When ChatGPT is given an analytic prompt such as:

Analytic Prompt - Converting a box score into an entertaining description of the game. Part 1.

All of the necessary facts about the game are contained within the source text, an analytic prompt which contains the complete box score, so no outside information is necessary to translate the text into the target text of an entertaining outline.

Analytic Prompt - Converting a box score into an entertaining description of the game. Part 2.

Which in practice means that for analytic prompts, ChatGPT is much more likely to produce a factually correct response. You'll notice that while the response is not the specified three paragraphs, it is a factually correct description of Game 6. Only this rather entertaining fact about the importance of the game was not included in the description as there is no mention of the World Series in the box score.

When ChatGPT is given a synthetic prompt:

Synthetic prompt. Asking ChatGPT for quotes from a Supreme Court case.

None of these quotes in the response are factual, at least as far as I can tell. This is really to be expected. ChatGPT will reliably produce fiction when given a synthetic prompt.

So while ChatGPT is a decent translator, it's also a decent synthesizer.

The practice of analytic augmentation is when additional facts are added to a given prompt. Examples range from pipelines utilizing nearest-neighbor vector embeddings to simple hard-coded templates. The more that the role of ChatGPT is made to be a translator, the more factual the results. There's also some kind of contrasting synthetic augmentation that adds fictional information to a prompt in order to promote ChatGPT's capabilities as a synthesizer, with the most fictional of prompts being pure noise. And why not a mix of analytic and synthetic augmentation or a step with one and then a step with another, topped with a dash of paprika?
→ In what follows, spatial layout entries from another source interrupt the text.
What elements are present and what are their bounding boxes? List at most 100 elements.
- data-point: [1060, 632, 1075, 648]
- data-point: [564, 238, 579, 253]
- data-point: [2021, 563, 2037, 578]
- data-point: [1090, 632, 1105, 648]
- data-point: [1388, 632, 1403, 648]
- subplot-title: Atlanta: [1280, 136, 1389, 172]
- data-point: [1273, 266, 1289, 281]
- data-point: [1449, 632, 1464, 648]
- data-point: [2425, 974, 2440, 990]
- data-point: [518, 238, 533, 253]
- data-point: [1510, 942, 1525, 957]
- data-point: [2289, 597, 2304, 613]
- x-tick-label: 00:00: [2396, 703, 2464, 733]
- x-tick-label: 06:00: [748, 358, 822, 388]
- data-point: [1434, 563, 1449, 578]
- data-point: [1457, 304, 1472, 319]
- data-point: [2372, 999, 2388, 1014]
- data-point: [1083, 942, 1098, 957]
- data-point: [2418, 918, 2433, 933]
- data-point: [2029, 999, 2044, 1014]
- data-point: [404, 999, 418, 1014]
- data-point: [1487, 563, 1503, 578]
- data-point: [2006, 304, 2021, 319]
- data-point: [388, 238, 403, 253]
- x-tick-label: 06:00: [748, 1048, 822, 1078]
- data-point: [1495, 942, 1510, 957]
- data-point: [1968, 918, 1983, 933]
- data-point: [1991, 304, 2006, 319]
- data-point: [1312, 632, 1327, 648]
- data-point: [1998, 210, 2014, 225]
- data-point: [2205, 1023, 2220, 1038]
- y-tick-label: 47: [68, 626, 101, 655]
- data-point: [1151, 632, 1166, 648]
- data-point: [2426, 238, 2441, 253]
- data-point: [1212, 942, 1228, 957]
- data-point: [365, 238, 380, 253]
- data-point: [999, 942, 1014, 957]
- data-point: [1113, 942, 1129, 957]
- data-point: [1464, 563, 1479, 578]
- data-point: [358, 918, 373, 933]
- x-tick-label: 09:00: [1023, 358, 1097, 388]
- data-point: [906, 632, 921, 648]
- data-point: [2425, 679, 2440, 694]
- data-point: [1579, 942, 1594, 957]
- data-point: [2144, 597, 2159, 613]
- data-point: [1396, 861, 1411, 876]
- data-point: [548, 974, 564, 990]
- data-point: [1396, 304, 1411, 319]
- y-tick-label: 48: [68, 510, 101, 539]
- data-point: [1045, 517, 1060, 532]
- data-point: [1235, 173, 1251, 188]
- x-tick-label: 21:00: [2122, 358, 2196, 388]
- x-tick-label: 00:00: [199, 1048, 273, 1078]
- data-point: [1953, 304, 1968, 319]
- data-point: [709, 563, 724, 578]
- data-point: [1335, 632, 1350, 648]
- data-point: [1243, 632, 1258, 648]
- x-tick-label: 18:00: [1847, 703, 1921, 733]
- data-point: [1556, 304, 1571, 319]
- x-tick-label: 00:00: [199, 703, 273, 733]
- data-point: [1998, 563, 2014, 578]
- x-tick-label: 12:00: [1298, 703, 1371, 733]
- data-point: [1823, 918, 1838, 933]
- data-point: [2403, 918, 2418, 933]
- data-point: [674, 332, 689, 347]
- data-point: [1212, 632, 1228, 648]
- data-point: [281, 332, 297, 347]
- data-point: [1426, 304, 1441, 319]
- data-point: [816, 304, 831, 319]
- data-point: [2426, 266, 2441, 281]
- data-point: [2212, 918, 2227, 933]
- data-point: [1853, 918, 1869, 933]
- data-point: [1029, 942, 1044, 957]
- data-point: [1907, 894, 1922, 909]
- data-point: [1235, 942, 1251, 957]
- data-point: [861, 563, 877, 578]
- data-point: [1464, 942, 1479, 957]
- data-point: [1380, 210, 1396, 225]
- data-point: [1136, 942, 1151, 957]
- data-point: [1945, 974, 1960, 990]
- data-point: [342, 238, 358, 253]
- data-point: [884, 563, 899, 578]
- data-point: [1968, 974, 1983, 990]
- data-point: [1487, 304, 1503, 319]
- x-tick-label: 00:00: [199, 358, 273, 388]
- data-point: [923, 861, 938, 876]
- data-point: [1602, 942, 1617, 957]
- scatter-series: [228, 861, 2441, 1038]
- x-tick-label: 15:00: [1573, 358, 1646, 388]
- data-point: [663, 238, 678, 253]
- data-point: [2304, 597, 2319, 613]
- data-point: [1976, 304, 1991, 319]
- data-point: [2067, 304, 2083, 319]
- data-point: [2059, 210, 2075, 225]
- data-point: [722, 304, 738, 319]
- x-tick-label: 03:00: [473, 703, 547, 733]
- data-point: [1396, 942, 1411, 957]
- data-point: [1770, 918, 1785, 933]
I agree with Quine, as far as a human considering the nature of some knowledge is concerned, there really should be no distinction. Everything is contingent, especially meaning. As Wittgenstein would point out, it is only through use that we gain meaning. We had to have experienced the use of the words "bachelor" and "unmarried" in a social context in order to understand that they meant the same thing and that the statement was true. We had to have experienced the use of the words "raining" and "outside" in a social context in order to understand that we had to get up and go look outside so we could verify that the statement was true.

Let's play a little game. Let's consider that the term machine learning describes the process by which a large language model like ChatGPT is able in practice to become a reliable translator. And that the machine experienced all of the training data during the process of training the neural network. And that the training data consisted of the use of words in the social context of the world wide web. Can we say that the machine had to have experienced the use of the phrases "box score" and "entertaining outline" in a social context in order to understand that when given a box score to respond with an entertaining outline?

Another game: each time we look at a truthful proposition we experience the truthful assertion of that proposition in two ways, either by 1.) translating language based on our internal model of the world or by 2.) translating language based on our internal model of the world and then confirming based on interaction with our external model of the world. A Bayesian would then take the results of each new experience and then update a set of priors. In terms of perception, the ebb and flow of bottom up and top down processing.